Bongioanni M R, Durelli L, Ferrero B, Imperiale D, Oggero A, Verdun E, Aimo G, Pagni R, Geuna M, Bergamasco B
Clinica delle Malattie del Sistema Nervoso, Torino, Italy.
J Neurol Sci. 1996 Nov;143(1-2):91-9. doi: 10.1016/s0022-510x(96)00176-1.

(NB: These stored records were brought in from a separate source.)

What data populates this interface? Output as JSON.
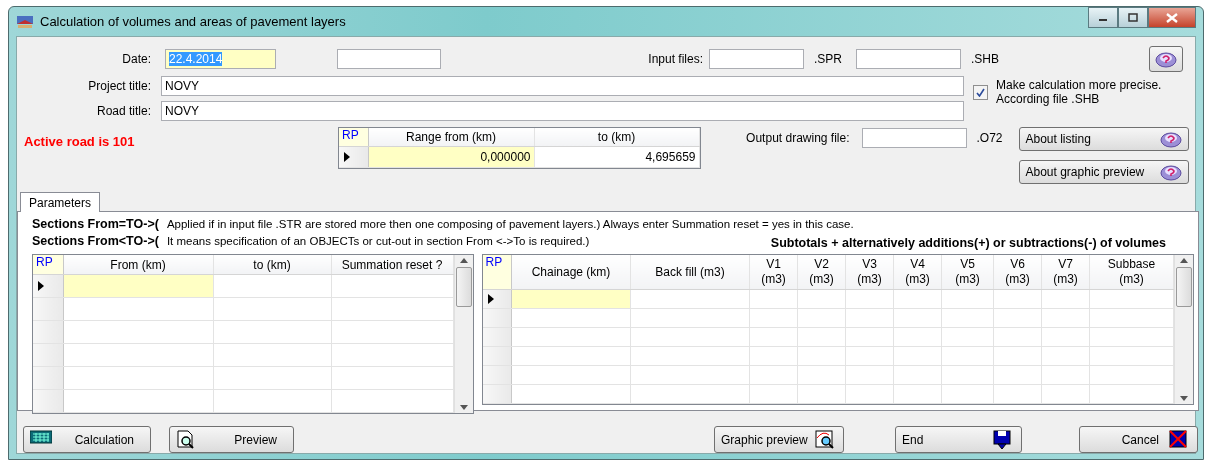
{
  "window": {
    "title": "Calculation of volumes and areas of pavement layers"
  },
  "date": {
    "label": "Date:",
    "value": "22.4.2014",
    "highlighted": true
  },
  "input_files": {
    "label": "Input files:",
    "extensions": [
      ".SPR",
      ".SHB"
    ]
  },
  "project_title": {
    "label": "Project title:",
    "value": "NOVY"
  },
  "road_title": {
    "label": "Road title:",
    "value": "NOVY"
  },
  "precise_checkbox": {
    "lines": [
      "Make calculation more precise.",
      "According file .SHB"
    ],
    "checked": true
  },
  "active_road": "Active road is 101",
  "range_grid": {
    "corner": "RP",
    "columns": [
      "Range from (km)",
      "to (km)"
    ],
    "rows": [
      {
        "current": true,
        "cells": [
          "0,000000",
          "4,695659"
        ]
      }
    ]
  },
  "output_drawing": {
    "label": "Output drawing file:",
    "extension": ".O72"
  },
  "about_buttons": [
    "About listing",
    "About graphic preview"
  ],
  "tabs": [
    {
      "label": "Parameters",
      "selected": true
    }
  ],
  "notes": [
    {
      "heading": "Sections From=TO->(",
      "text": "Applied if in input file .STR are stored more then one composing of pavement layers.) Always enter Summation reset = yes in this case."
    },
    {
      "heading": "Sections From<TO->(",
      "text": "It means specification of an OBJECTs or cut-out in section From <->To is required.)"
    }
  ],
  "subtotals_title": "Subtotals + alternatively additions(+) or subtractions(-) of volumes",
  "sections_grid": {
    "corner": "RP",
    "columns": [
      "From (km)",
      "to (km)",
      "Summation reset ?"
    ],
    "rows": [
      {
        "current": true
      },
      {
        "current": false
      },
      {
        "current": false
      },
      {
        "current": false
      },
      {
        "current": false
      },
      {
        "current": false
      }
    ]
  },
  "volumes_grid": {
    "corner": "RP",
    "columns": [
      "Chainage (km)",
      "Back fill (m3)",
      "V1\n(m3)",
      "V2\n(m3)",
      "V3\n(m3)",
      "V4\n(m3)",
      "V5\n(m3)",
      "V6\n(m3)",
      "V7\n(m3)",
      "Subbase\n(m3)"
    ],
    "rows": [
      {
        "current": true
      },
      {
        "current": false
      },
      {
        "current": false
      },
      {
        "current": false
      },
      {
        "current": false
      },
      {
        "current": false
      }
    ]
  },
  "buttons": [
    {
      "label": "Calculation",
      "kind": "calculator"
    },
    {
      "label": "Preview",
      "kind": "preview"
    },
    {
      "label": "Graphic preview",
      "kind": "graphic"
    },
    {
      "label": "End",
      "kind": "end"
    },
    {
      "label": "Cancel",
      "kind": "cancel"
    }
  ]
}
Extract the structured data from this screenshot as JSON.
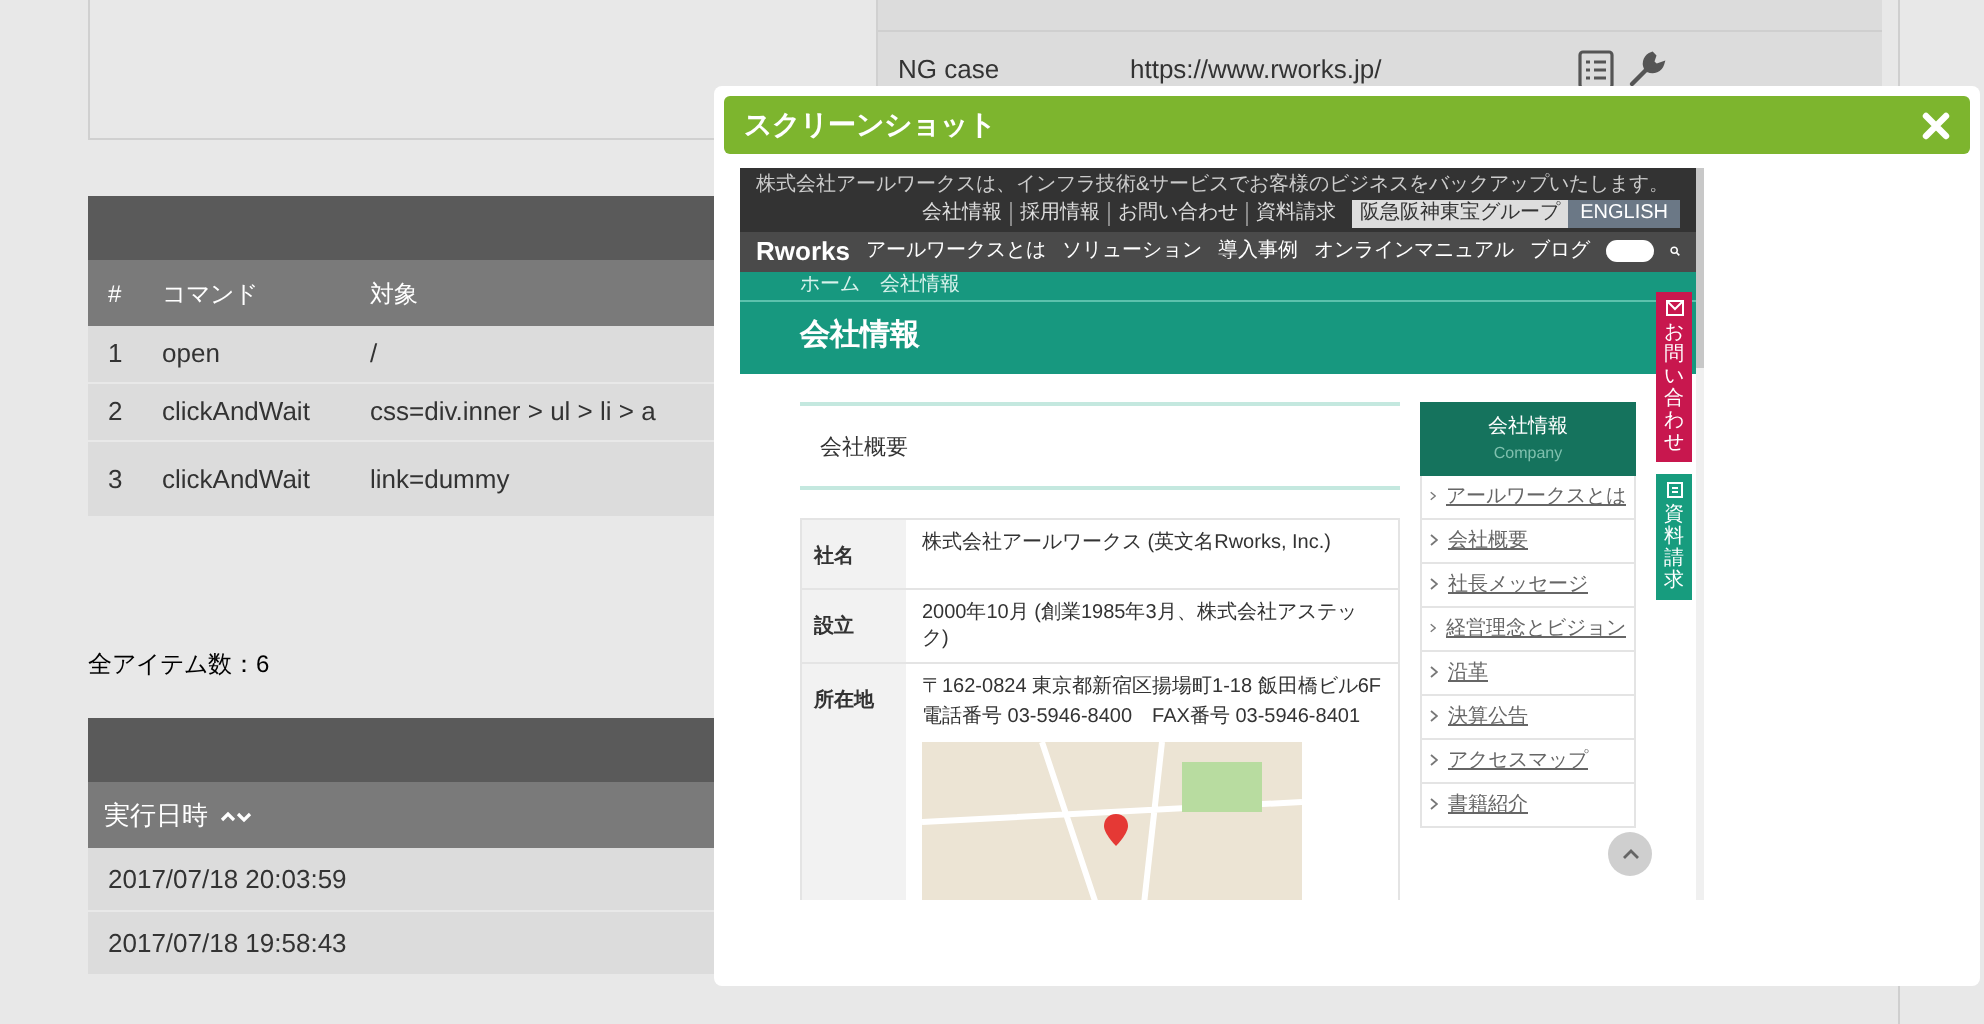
{
  "background": {
    "results_table": {
      "rows": [
        {
          "name": "NG case",
          "url": "https://www.rworks.jp/"
        }
      ]
    },
    "command_table": {
      "columns": [
        "#",
        "コマンド",
        "対象"
      ],
      "rows": [
        [
          "1",
          "open",
          "/"
        ],
        [
          "2",
          "clickAndWait",
          "css=div.inner > ul > li > a"
        ],
        [
          "3",
          "clickAndWait",
          "link=dummy"
        ]
      ]
    },
    "item_count": "全アイテム数：6",
    "history_table": {
      "columns": [
        "実行日時"
      ],
      "rows": [
        [
          "2017/07/18 20:03:59"
        ],
        [
          "2017/07/18 19:58:43"
        ]
      ]
    }
  },
  "dialog": {
    "title": "スクリーンショット",
    "screenshot": {
      "tagline": "株式会社アールワークスは、インフラ技術&サービスでお客様のビジネスをバックアップいたします。",
      "top_links": [
        "会社情報",
        "採用情報",
        "お問い合わせ",
        "資料請求"
      ],
      "group_link": "阪急阪神東宝グループ",
      "english_link": "ENGLISH",
      "logo": "Rworks",
      "nav": [
        "アールワークスとは",
        "ソリューション",
        "導入事例",
        "オンラインマニュアル",
        "ブログ"
      ],
      "breadcrumb": [
        "ホーム",
        "会社情報"
      ],
      "page_title": "会社情報",
      "side_tabs": [
        "お問い合わせ",
        "資料請求"
      ],
      "section_title": "会社概要",
      "profile": [
        {
          "label": "社名",
          "lines": [
            "株式会社アールワークス (英文名Rworks, Inc.)"
          ]
        },
        {
          "label": "設立",
          "lines": [
            "2000年10月 (創業1985年3月、株式会社アステック)"
          ]
        },
        {
          "label": "所在地",
          "lines": [
            "〒162-0824 東京都新宿区揚場町1-18 飯田橋ビル6F",
            "電話番号 03-5946-8400　FAX番号 03-5946-8401"
          ]
        }
      ],
      "sidebar": {
        "title": "会社情報",
        "subtitle": "Company",
        "items": [
          "アールワークスとは",
          "会社概要",
          "社長メッセージ",
          "経営理念とビジョン",
          "沿革",
          "決算公告",
          "アクセスマップ",
          "書籍紹介"
        ]
      }
    }
  }
}
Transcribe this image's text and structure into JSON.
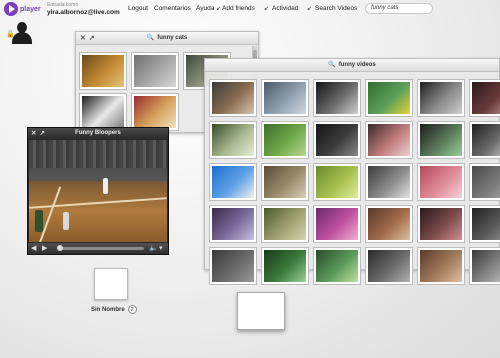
{
  "app": {
    "logo_text": "player"
  },
  "account": {
    "label": "Entrada como",
    "email": "yira.albornoz@live.com"
  },
  "menu": {
    "logout": "Logout",
    "comentarios": "Comentarios",
    "ayuda": "Ayuda",
    "addfriends": "Add friends",
    "actividad": "Actividad",
    "search_videos": "Search Videos"
  },
  "search": {
    "value": "funny cats"
  },
  "panels": {
    "cats": {
      "title": "funny cats"
    },
    "videos": {
      "title": "funny videos"
    },
    "player": {
      "title": "Funny Bloopers"
    }
  },
  "colors": {
    "accent": "#7b3fb8",
    "panel_bg": "#e8e8e8",
    "player_bg": "#2a2a2a"
  },
  "icons": {
    "search": "magnifier",
    "lock": "lock",
    "close": "x",
    "expand": "diagonal-arrows",
    "play": "triangle",
    "volume": "speaker",
    "menu": "down-triangle"
  },
  "desktop": {
    "item_label": "Sin Nombre",
    "item_count": "2"
  },
  "cats_thumbs": [
    {
      "palette": [
        "#6b4a1e",
        "#c48a34",
        "#e7c27a"
      ]
    },
    {
      "palette": [
        "#6f6f6f",
        "#a8a8a8",
        "#d8d8d8"
      ]
    },
    {
      "palette": [
        "#3f4a3f",
        "#8b8f7a",
        "#c9c7b8"
      ]
    },
    {
      "palette": [
        "#1b1b1b",
        "#e9e9e9",
        "#7c7c7c"
      ]
    },
    {
      "palette": [
        "#9a2a2a",
        "#d6a35c",
        "#f2e1c0"
      ]
    }
  ],
  "videos_thumbs": [
    {
      "palette": [
        "#3a3a3a",
        "#8c6e52",
        "#d6c4b0"
      ]
    },
    {
      "palette": [
        "#4a5a6a",
        "#8fa0b0",
        "#d0d8e0"
      ]
    },
    {
      "palette": [
        "#141414",
        "#6a6a6a",
        "#d0d0d0"
      ]
    },
    {
      "palette": [
        "#2f6f2f",
        "#5aa05a",
        "#e6d23a"
      ]
    },
    {
      "palette": [
        "#1e1e1e",
        "#8a8a8a",
        "#cfcfcf"
      ]
    },
    {
      "palette": [
        "#2a1a1a",
        "#6a3a3a",
        "#bfa0a0"
      ]
    },
    {
      "palette": [
        "#3a4a2a",
        "#a7b890",
        "#e8ecd8"
      ]
    },
    {
      "palette": [
        "#3c6e2a",
        "#6fa84a",
        "#b8d890"
      ]
    },
    {
      "palette": [
        "#151515",
        "#3c3c3c",
        "#8a8a8a"
      ]
    },
    {
      "palette": [
        "#3a2a2a",
        "#c07a7a",
        "#f0d0d0"
      ]
    },
    {
      "palette": [
        "#1d1d1d",
        "#5a7a5a",
        "#9ad09a"
      ]
    },
    {
      "palette": [
        "#202020",
        "#6b6b6b",
        "#d8d8d8"
      ]
    },
    {
      "palette": [
        "#1a6fd0",
        "#5fa0e6",
        "#f0f0f0"
      ]
    },
    {
      "palette": [
        "#5a4a3a",
        "#9a8a6a",
        "#d9cdb5"
      ]
    },
    {
      "palette": [
        "#6a8a2a",
        "#a7c050",
        "#e0ec9a"
      ]
    },
    {
      "palette": [
        "#3a3a3a",
        "#8a8a8a",
        "#e2e2e2"
      ]
    },
    {
      "palette": [
        "#b04a5a",
        "#e08a98",
        "#f6d0d8"
      ]
    },
    {
      "palette": [
        "#4a4a4a",
        "#7a7a7a",
        "#b0b0b0"
      ]
    },
    {
      "palette": [
        "#3a2a4a",
        "#7a6a9a",
        "#c9c0e0"
      ]
    },
    {
      "palette": [
        "#4a5a2a",
        "#a0a070",
        "#d6d6b0"
      ]
    },
    {
      "palette": [
        "#6a2a6a",
        "#c050a0",
        "#f0b0d0"
      ]
    },
    {
      "palette": [
        "#5a3a2a",
        "#a06a4a",
        "#e0c0a0"
      ]
    },
    {
      "palette": [
        "#2a1a1a",
        "#7a4a4a",
        "#d09090"
      ]
    },
    {
      "palette": [
        "#202020",
        "#5a5a5a",
        "#a0a0a0"
      ]
    },
    {
      "palette": [
        "#3a3a3a",
        "#6a6a6a",
        "#9a9a9a"
      ]
    },
    {
      "palette": [
        "#1a3a1a",
        "#3a7a3a",
        "#9ad09a"
      ]
    },
    {
      "palette": [
        "#2a4a2a",
        "#5a9a5a",
        "#c0e0a0"
      ]
    },
    {
      "palette": [
        "#2a2a2a",
        "#6a6a6a",
        "#b0b0b0"
      ]
    },
    {
      "palette": [
        "#5a3a2a",
        "#a07a5a",
        "#e0c0a0"
      ]
    },
    {
      "palette": [
        "#3a3a3a",
        "#8a8a8a",
        "#cfcfcf"
      ]
    }
  ],
  "desktop_thumb": {
    "palette": [
      "#1a6fd0",
      "#5fa0e6",
      "#f0f0f0"
    ]
  },
  "dragging_thumb": {
    "palette": [
      "#1a6fd0",
      "#5fa0e6",
      "#f0f0f0"
    ]
  }
}
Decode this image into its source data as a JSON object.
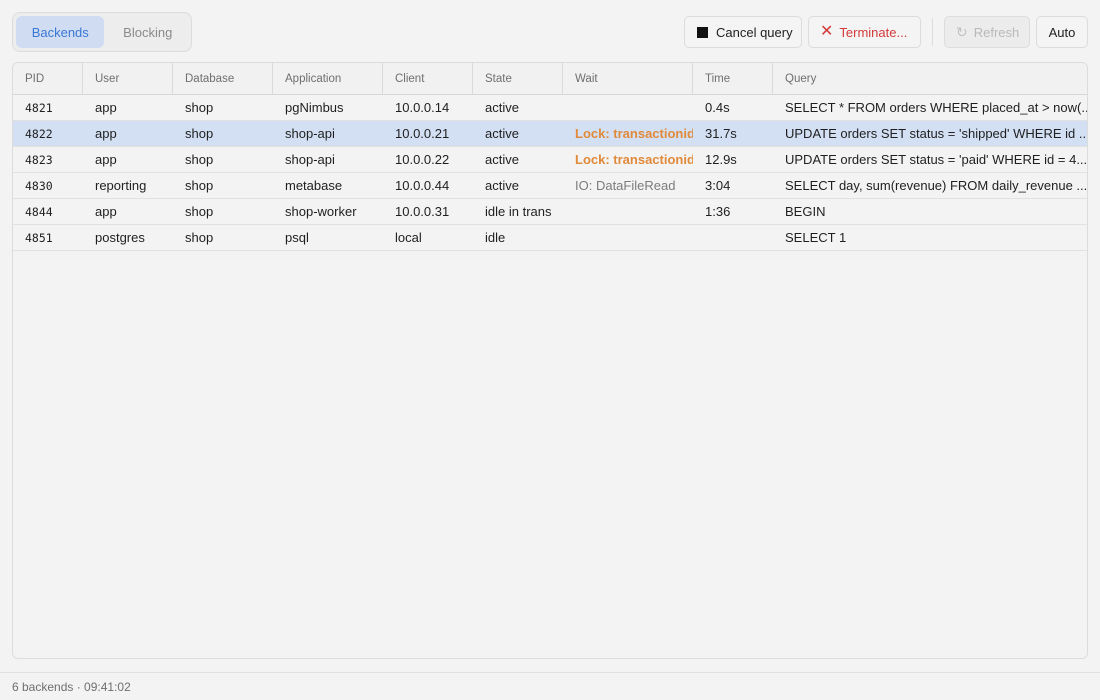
{
  "tabs": [
    {
      "label": "Backends",
      "active": true
    },
    {
      "label": "Blocking",
      "active": false
    }
  ],
  "toolbar": {
    "cancel_label": "Cancel query",
    "cancel_icon": "stop-square-icon",
    "terminate_label": "Terminate...",
    "terminate_icon": "close-x-icon",
    "refresh_label": "Refresh",
    "refresh_icon": "refresh-icon",
    "auto_label": "Auto"
  },
  "colors": {
    "accent": "#3b78d6",
    "selected_row": "#d3e0f4",
    "danger": "#d23b3b",
    "lock_wait": "#e08a3a"
  },
  "table": {
    "columns": [
      "PID",
      "User",
      "Database",
      "Application",
      "Client",
      "State",
      "Wait",
      "Time",
      "Query"
    ],
    "rows": [
      {
        "pid": "4821",
        "user": "app",
        "database": "shop",
        "application": "pgNimbus",
        "client": "10.0.0.14",
        "state": "active",
        "wait": "",
        "wait_type": "",
        "time": "0.4s",
        "query": "SELECT * FROM orders WHERE placed_at > now(...",
        "selected": false
      },
      {
        "pid": "4822",
        "user": "app",
        "database": "shop",
        "application": "shop-api",
        "client": "10.0.0.21",
        "state": "active",
        "wait": "Lock: transactionid",
        "wait_type": "lock",
        "time": "31.7s",
        "query": "UPDATE orders SET status = 'shipped' WHERE id ...",
        "selected": true
      },
      {
        "pid": "4823",
        "user": "app",
        "database": "shop",
        "application": "shop-api",
        "client": "10.0.0.22",
        "state": "active",
        "wait": "Lock: transactionid",
        "wait_type": "lock",
        "time": "12.9s",
        "query": "UPDATE orders SET status = 'paid' WHERE id = 4...",
        "selected": false
      },
      {
        "pid": "4830",
        "user": "reporting",
        "database": "shop",
        "application": "metabase",
        "client": "10.0.0.44",
        "state": "active",
        "wait": "IO: DataFileRead",
        "wait_type": "io",
        "time": "3:04",
        "query": "SELECT day, sum(revenue) FROM daily_revenue ...",
        "selected": false
      },
      {
        "pid": "4844",
        "user": "app",
        "database": "shop",
        "application": "shop-worker",
        "client": "10.0.0.31",
        "state": "idle in trans",
        "wait": "",
        "wait_type": "",
        "time": "1:36",
        "query": "BEGIN",
        "selected": false
      },
      {
        "pid": "4851",
        "user": "postgres",
        "database": "shop",
        "application": "psql",
        "client": "local",
        "state": "idle",
        "wait": "",
        "wait_type": "",
        "time": "",
        "query": "SELECT 1",
        "selected": false
      }
    ]
  },
  "status": {
    "text": "6 backends · 09:41:02"
  }
}
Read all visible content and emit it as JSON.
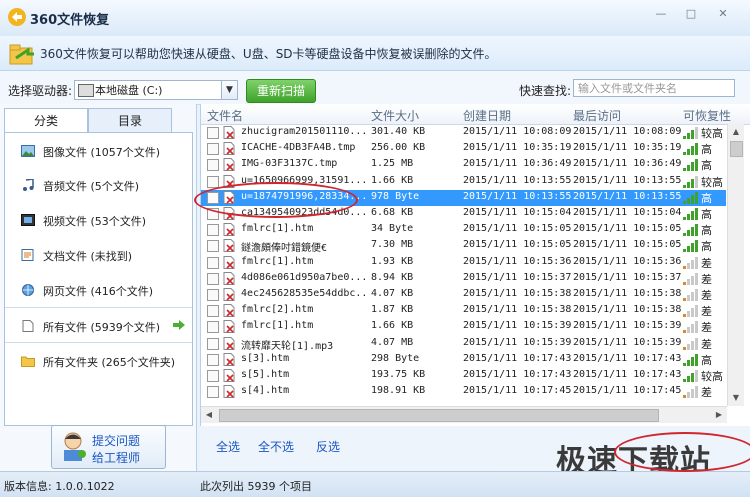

Chronic systemic high-dose recombinant alpha 2a-interferon (rIFNA) therapy reduces exacerbation rate and MRI signs of disease activity in relapsing/remitting multiple sclerosis (RR MS) patients. In order to clarify the possible mechanisms underlying the clinical efficacy of rIFNA in MS, several immunologic studies were performed as a part of a pilot clinical trial. Twenty RR MS patients were treated with 9 x 10(6) IU of rIFNA (n = 12) or placebo (n = 8) intramuscularly every other day for 6 months. Cytokine production by cultured lymphocytes, major histocompatibility complex class II (MHC-II) antigen expression on cultured macrophages, peripheral blood (PB) and cerebrospinal fluid (CSF) lymphocyte phenotype, and IgG and beta 2 microglobulin levels were studied before therapy, after 6 months of therapy, and 6 months after stopping therapy. rIFNA therapy was associated with reduction of interferon-gamma and tumor necrosis factor-alpha production by PB lymphocytes (p < 0.04), and with slight, not significant, increase of transforming growth factor-beta 2 or interleukin (IL)-10 production. IL-4 was undetectable in the culture supernatants both before and after therapy. rIFNA therapy had no effect on macrophage MHC-II molecule expression. An increased percentage of CD8+, CD8+ high CD11b+ low, and CD3- CD16+ CD56+ cells, and of CD4+ absolute cell number was observed in CSF after rIFNA therapy. After rIFNA administration, IgG level significantly increased both systemically (p < 0.02) and intrathecally (p < 0.001). Serum beta 2 microglobulin level increased (p < 0.01), as well. Only 1 out of the 12 rIFNA treated patients developed neutralizing antibodies against rIFNA during therapy. Six months after stopping therapy all the immunologic changes returned to baseline. These data suggest that the beneficial effect of rIFNA therapy on MS disease activity is probably mediated by a downregulation of proinflammatory cytokine synthesis by PB lymphocytes rather than by macrophage MHC-II antigen expression. The immunologic effects of high-dose systemic rIFNA therapy are temporary and restricted to the period of drug administration.
慢性系统性高剂量重组α2a干扰素(rIFNA)治疗可降低复发/缓解型多发性硬化症(RR MS)患者的病情加重率和疾病活动的磁共振成像(MRI)征象。为了阐明rIFNA在MS中临床疗效的潜在机制,作为一项初步临床试验的一部分,进行了多项免疫学研究。20例RR MS患者每隔一天接受9×10⁶国际单位rIFNA(n = 12)或安慰剂(n = 8)肌肉注射,为期6个月。在治疗前、治疗6个月后以及停止治疗6个月后,研究了培养淋巴细胞产生的细胞因子、培养巨噬细胞上主要组织相容性复合体II类(MHC-II)抗原的表达、外周血(PB)和脑脊液(CSF)淋巴细胞表型以及IgG和β2微球蛋白水平。rIFNA治疗与PB淋巴细胞产生的干扰素-γ和肿瘤坏死因子-α减少相关(p < 0.04),与转化生长因子-β2或白细胞介素(IL)-10产生的轻微但不显著增加相关。治疗前后培养上清液中均未检测到IL-4。rIFNA治疗对巨噬细胞MHC-II分子表达无影响。rIFNA治疗后,CSF中CD8⁺、CD8⁺高CD11b⁺低和CD3⁻CD16⁺CD56⁺细胞的百分比以及CD4⁺绝对细胞数增加。给予rIFNA后,IgG水平在全身(p < 0.02)和鞘内(p < 0.001)均显著升高。血清β2微球蛋白水平也升高(p < 0.01)。12例接受rIFNA治疗的患者中只有1例在治疗期间产生了针对rIFNA的中和抗体。停止治疗6个月后,所有免疫学变化均恢复至基线水平。这些数据表明,rIFNA治疗对MS疾病活动的有益作用可能是由PB淋巴细胞促炎细胞因子合成的下调介导的,而非巨噬细胞MHC-II抗原表达。高剂量全身性rIFNA治疗的免疫学效应是暂时的,且仅限于给药期间。